Through 2026 the Justice Department's Civil Rights Division pursued a nationwide campaign to compel states to surrender copies of their complete statewide voter-registration databases — names, addresses, dates of birth, and partial Social Security or driver's-license numbers — invoking a Civil Rights Act of 1960 theory that federal courts repeatedly rejected. The demand reached 29 states and the District of Columbia, crossing party lines, with the Department framing it as "duplicate and deceased" list maintenance even as judges probed whether the real aim was a centralized federal voter file or immigration enforcement. The Constitution's Elections Clause (Art. I, Sec. 4) assigns the administration of elections and the upkeep of voter rolls primarily to the states, with Congress — not the president — empowered to set overriding federal rules. This episode collects The Standing's entries on that campaign, from the February 26 lawsuits expanding it to 29 states through the March 27 admission in United States v. Amore that analysis of the already-collected voter data had begun.

Documented in this episode (2)

DOJ sues five more states for full voter rolls, bringing nationwide campaign to 29 states

On February 26, 2026, the Justice Department's Civil Rights Division announced federal lawsuits against Utah, Oklahoma, Kentucky, West Virginia, and New Jersey for failing to produce their full statewide voter registration lists, bringing the Department's nationwide total to 29 states and the District of Columbia. DOJ asserted authority under the Civil Rights Act of 1960 to compel production, inspection, and analysis of complete voter rolls — data that can include names, addresses, dates of birth, and partial Social Security or driver's license numbers — to cross-check for "improper registrations." The filings came after federal courts had dismissed several earlier DOJ voter-roll suits.

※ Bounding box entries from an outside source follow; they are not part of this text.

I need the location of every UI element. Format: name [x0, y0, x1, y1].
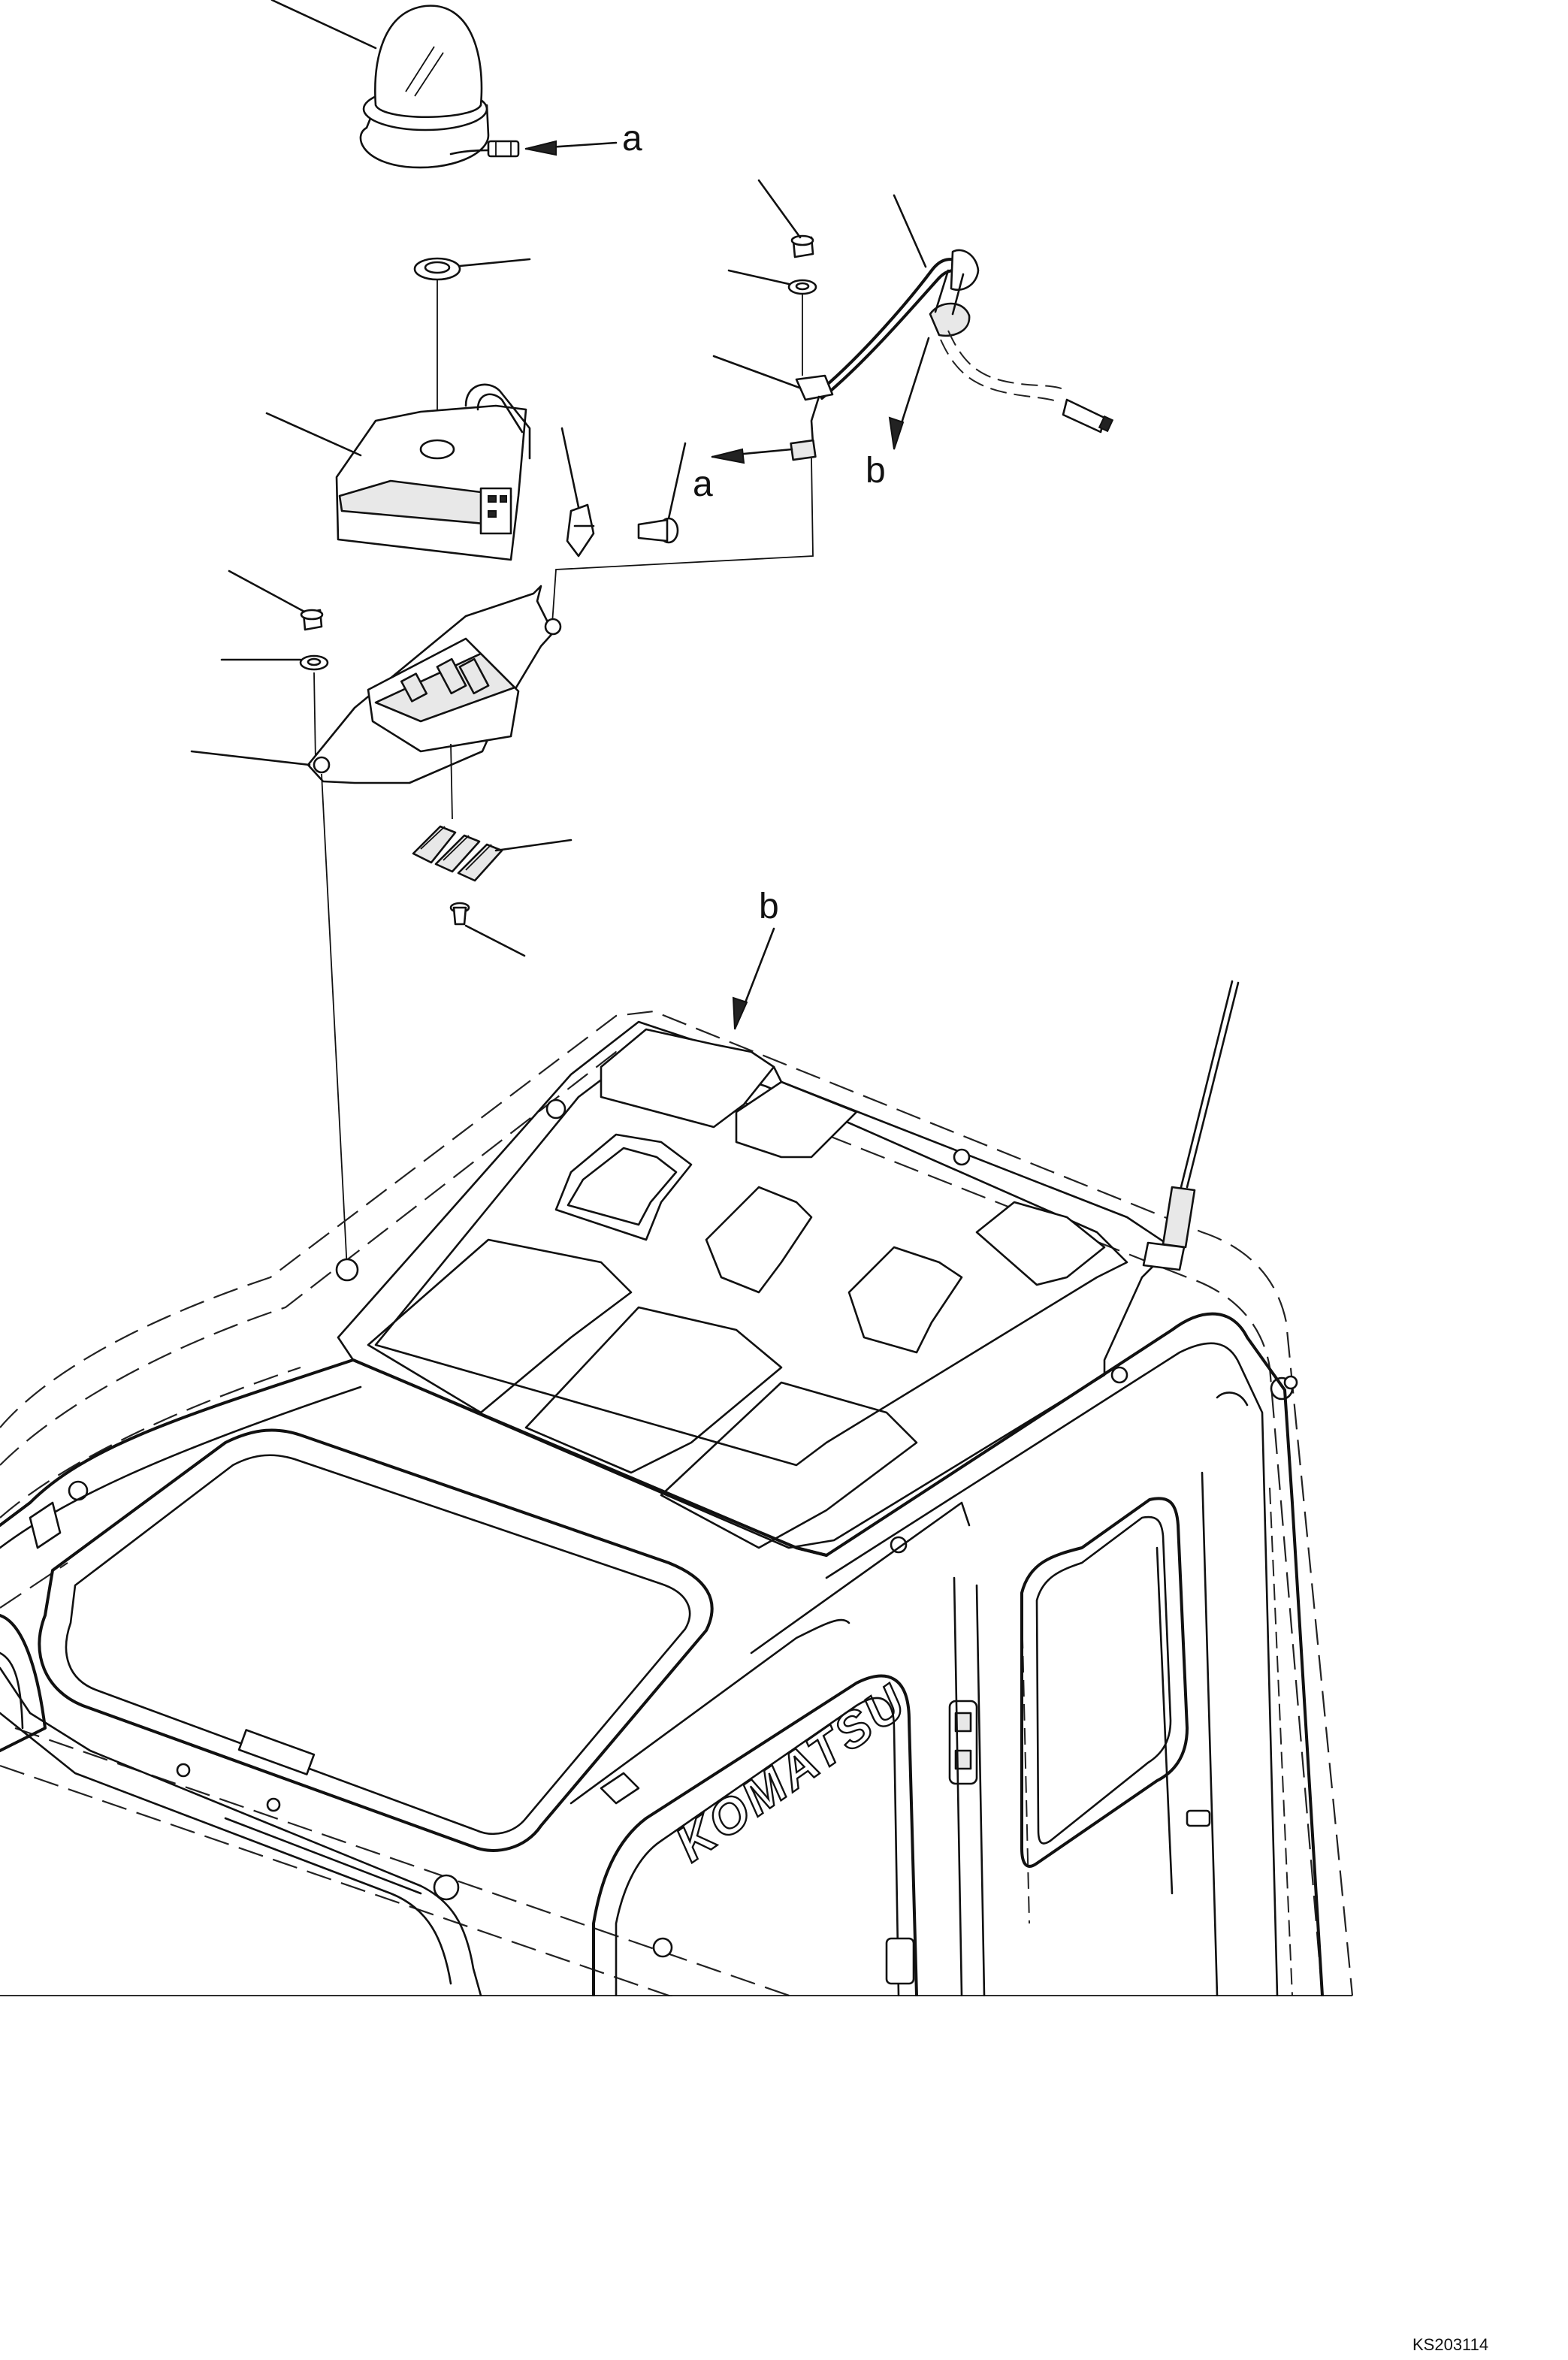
operator-cab: KOMATSU [0, 980, 1354, 2015]
lamp-mounting-bracket [265, 383, 531, 561]
door-hinge-lower [885, 1937, 915, 1985]
grommet [413, 257, 531, 447]
washer-left [220, 654, 329, 763]
callout-b-cab: b [732, 887, 779, 1030]
wire-clip [560, 427, 595, 558]
brand-logo: KOMATSU [666, 1673, 917, 1872]
callout-b-upper: b [866, 337, 930, 491]
front-window [38, 1428, 714, 1852]
mounting-bolt [637, 442, 687, 544]
mounting-plate [190, 585, 562, 820]
drawing-code: KS203114 [1412, 2335, 1488, 2354]
callout-label: a [622, 119, 642, 159]
callout-label: b [866, 451, 886, 491]
door-hinge [948, 1700, 978, 1785]
callout-a-upper: a [524, 119, 642, 159]
callout-a-middle: a [693, 448, 793, 504]
screw-bottom [449, 902, 526, 957]
washer-upper-right [727, 269, 817, 376]
bolt-upper-right [757, 179, 814, 258]
bolt-left [228, 570, 324, 631]
wiring-harness [712, 194, 1114, 461]
callout-label: a [693, 464, 713, 504]
cable-clips [412, 825, 573, 882]
radio-antenna [1142, 980, 1240, 1271]
callout-label: b [759, 887, 779, 926]
rotating-beacon-lamp [270, 0, 520, 169]
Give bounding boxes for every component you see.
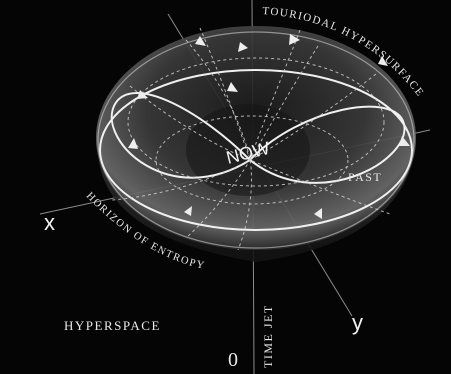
label-hyperspace: HYPERSPACE: [64, 318, 161, 333]
label-past: PAST: [348, 170, 382, 184]
label-y-axis: y: [352, 310, 363, 335]
label-time-jet: TIME JET: [261, 304, 275, 368]
label-origin: 0: [228, 349, 240, 371]
label-x-axis: x: [44, 210, 55, 235]
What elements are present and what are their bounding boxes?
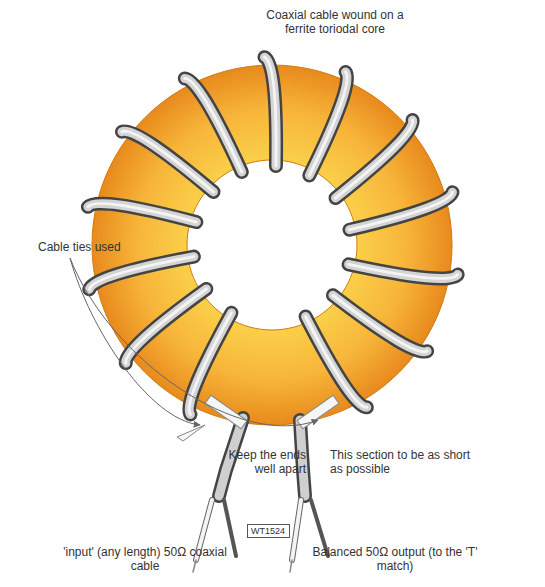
figure-code: WT1524	[251, 526, 285, 536]
callout-label: Cable ties used	[38, 240, 138, 254]
cable-label: 'input' (any length) 50Ω coaxial cable	[60, 545, 230, 573]
output-label: Balanced 50Ω output (to the 'T' match)	[300, 545, 490, 573]
note-label: Keep the ends well apart	[222, 448, 306, 476]
note-label: This section to be as short as possible	[330, 448, 480, 476]
cable-tie	[177, 395, 339, 441]
title-callout: Coaxial cable wound on a ferrite torioda…	[255, 8, 415, 36]
leader-line	[70, 258, 318, 426]
figure-code-box: WT1524	[247, 524, 290, 538]
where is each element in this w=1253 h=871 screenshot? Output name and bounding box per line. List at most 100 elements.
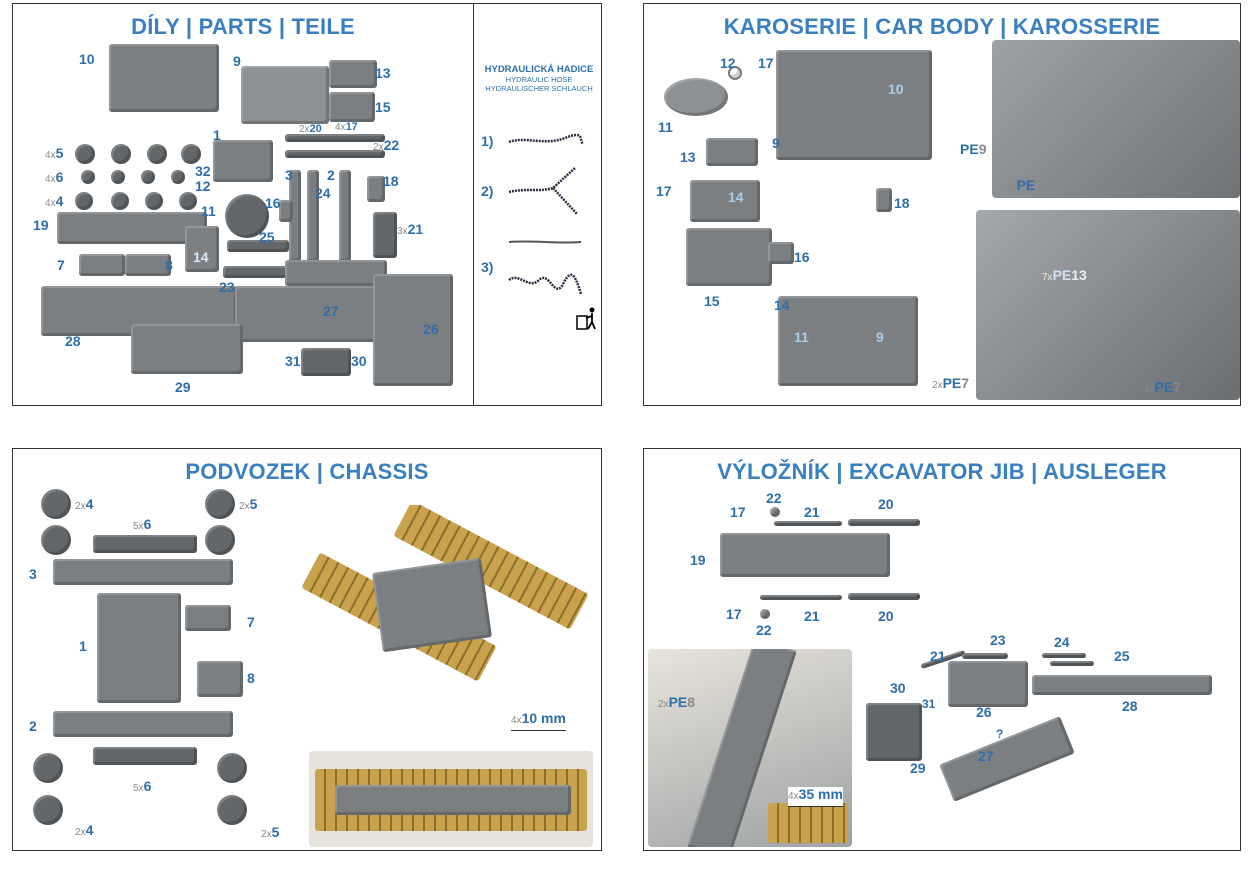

  • Improper voter-roll purges
  • Voter suppression
  • Executive overreach

DOJ admits in Rhode Island filing that voter-data analysis it denied in court has begun

One day after telling a federal judge at argument in United States v. Amore that no analysis had been conducted on the nonpublic state voter registration data in its possession, DOJ's Civil Rights Division filed a "Clarification of Record" admitting that preliminary internal analysis had in fact begun — specifically, identifying and quantifying "duplicate and deceased" registered voters in each state. The correction came a day after CBS News revealed DOJ was finalizing a deal to share voter-roll data with DHS, and after DOJ attorneys had assured judges in Connecticut and Minnesota that the data was not being analyzed or shared.